Soil profile development in some alluvial deposits of eastern New South Wales

PH Walker and RJ Coventry

Australian Journal of Soil Research 14(3) 305 - 317
Published: 1976

Abstract

Soil profile data from river terrace sequences on the New South Wales coast and southern highlands have been summarized. In all sequences the profiles have a progressive increase in soil development from low alluvial benches to flood plains to terraces. The general similarity of soils among these and other alluvial sequences in eastern New South Wales is the basis of a descriptive generalization in terms of five profile stages: stratic stage on low alluvial benches; cumulic stage on flood plains; low-contrast solum stage on low terraces; high-contrast solum stage on high terraces; extended subsolum stage on highest terraces. Sufficient lack of correlation occurs between sequences to suggest that the profile stages are groupings within a continuous spectrum of profile variation, the whole representing the one pedogenetic pathway.

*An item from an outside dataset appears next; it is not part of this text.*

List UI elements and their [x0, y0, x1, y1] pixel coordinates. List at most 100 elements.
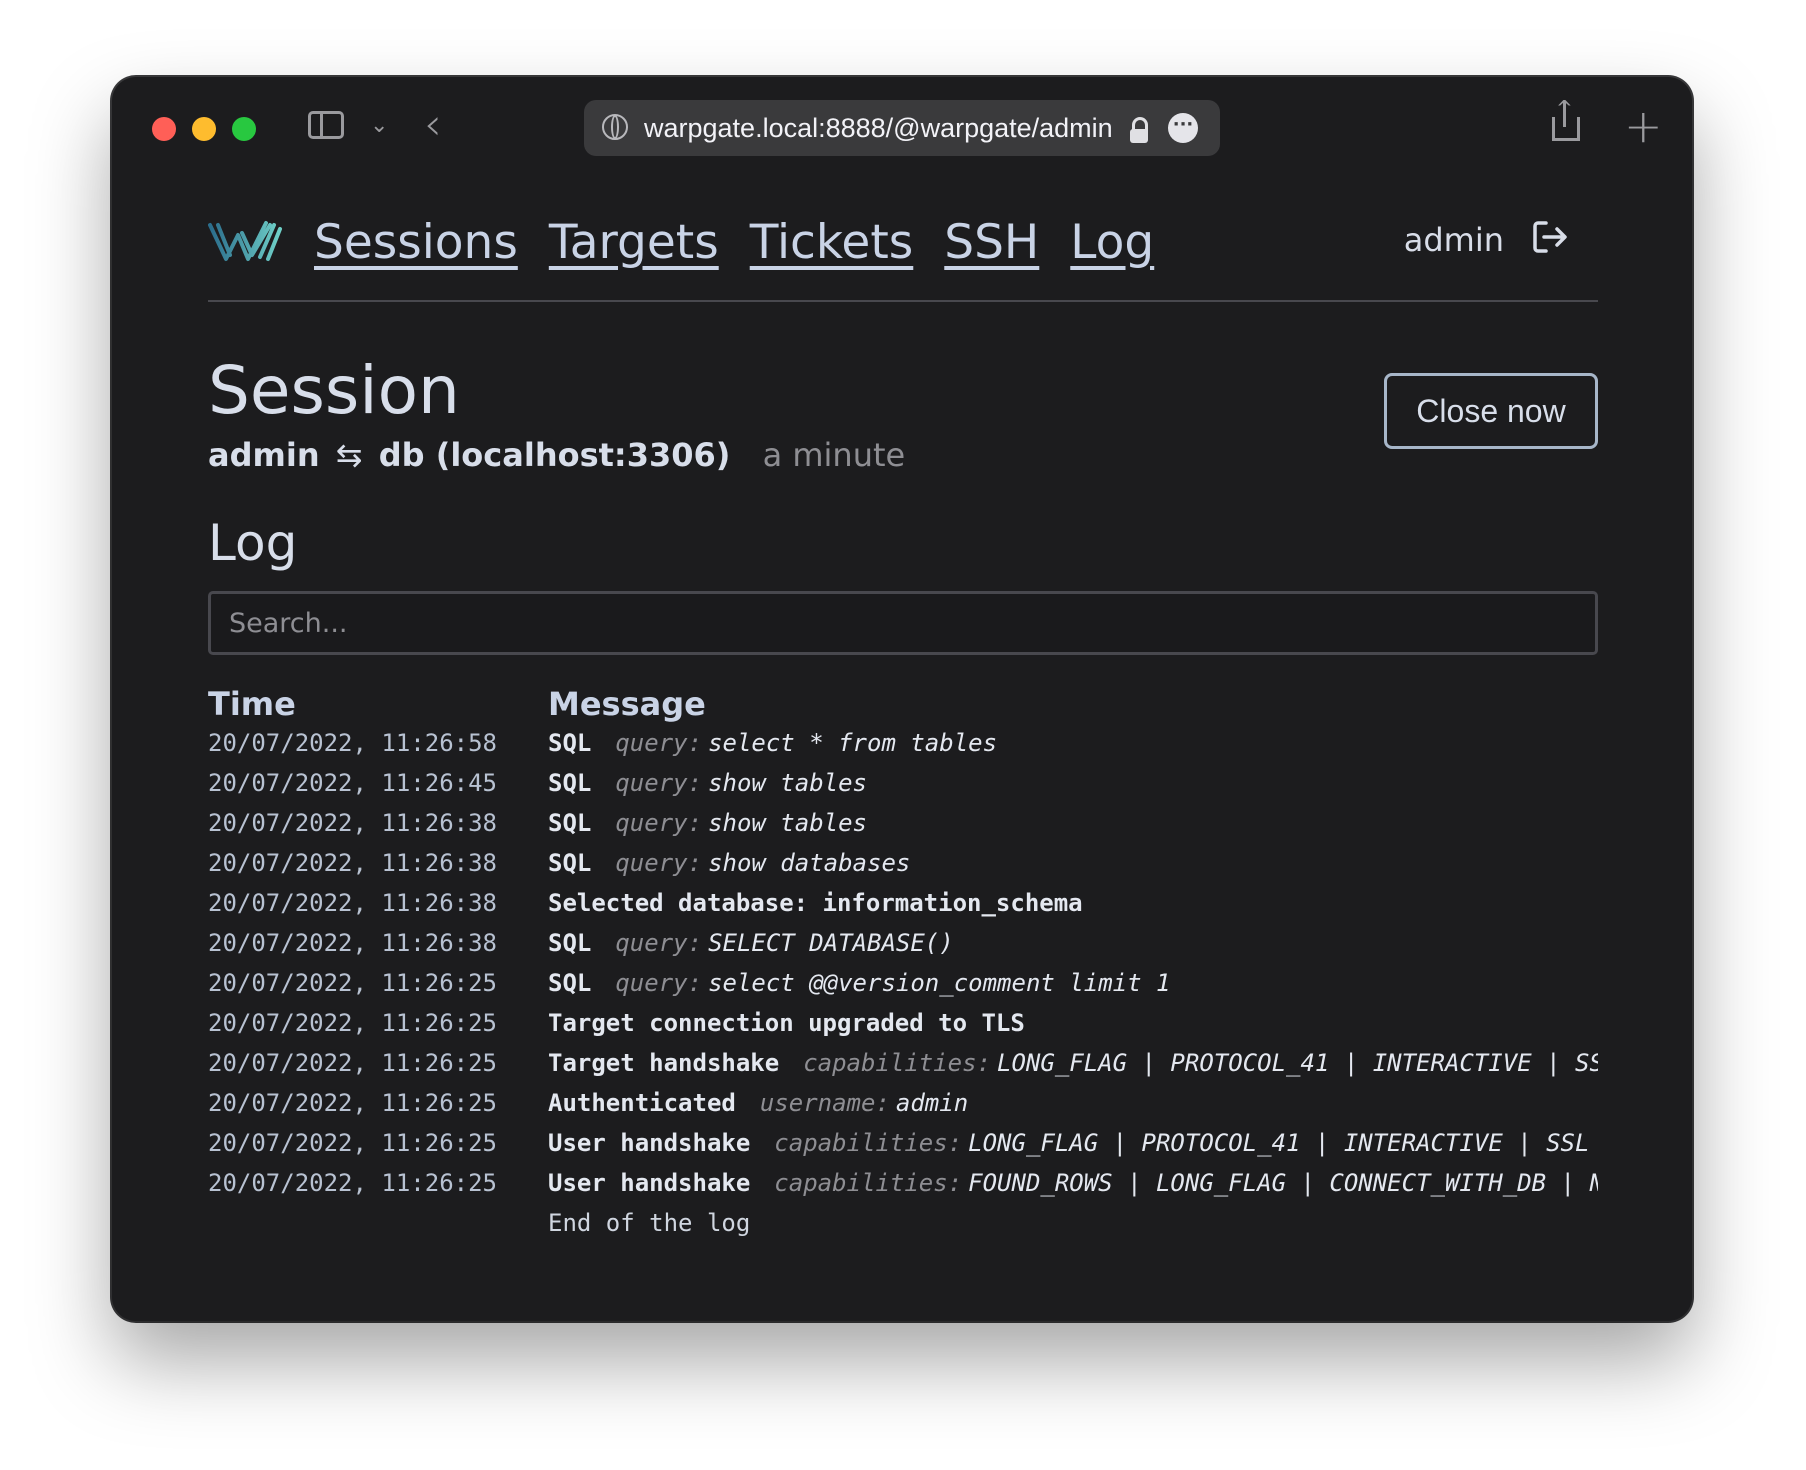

Pedogenesis in these alluvial landscapes is considered to progress through the development, first of a biotic profile which reaches a maximum within 1000 years, which is then degraded with the onset of mineral weathering and B horizon development, to a maximum solum form within 30 000 years. The rates of change of biotic and mineral profile components are sufficiently slow that only broad limits of confidence can be applied to soil stratigraphic correlations based on field morphology alone.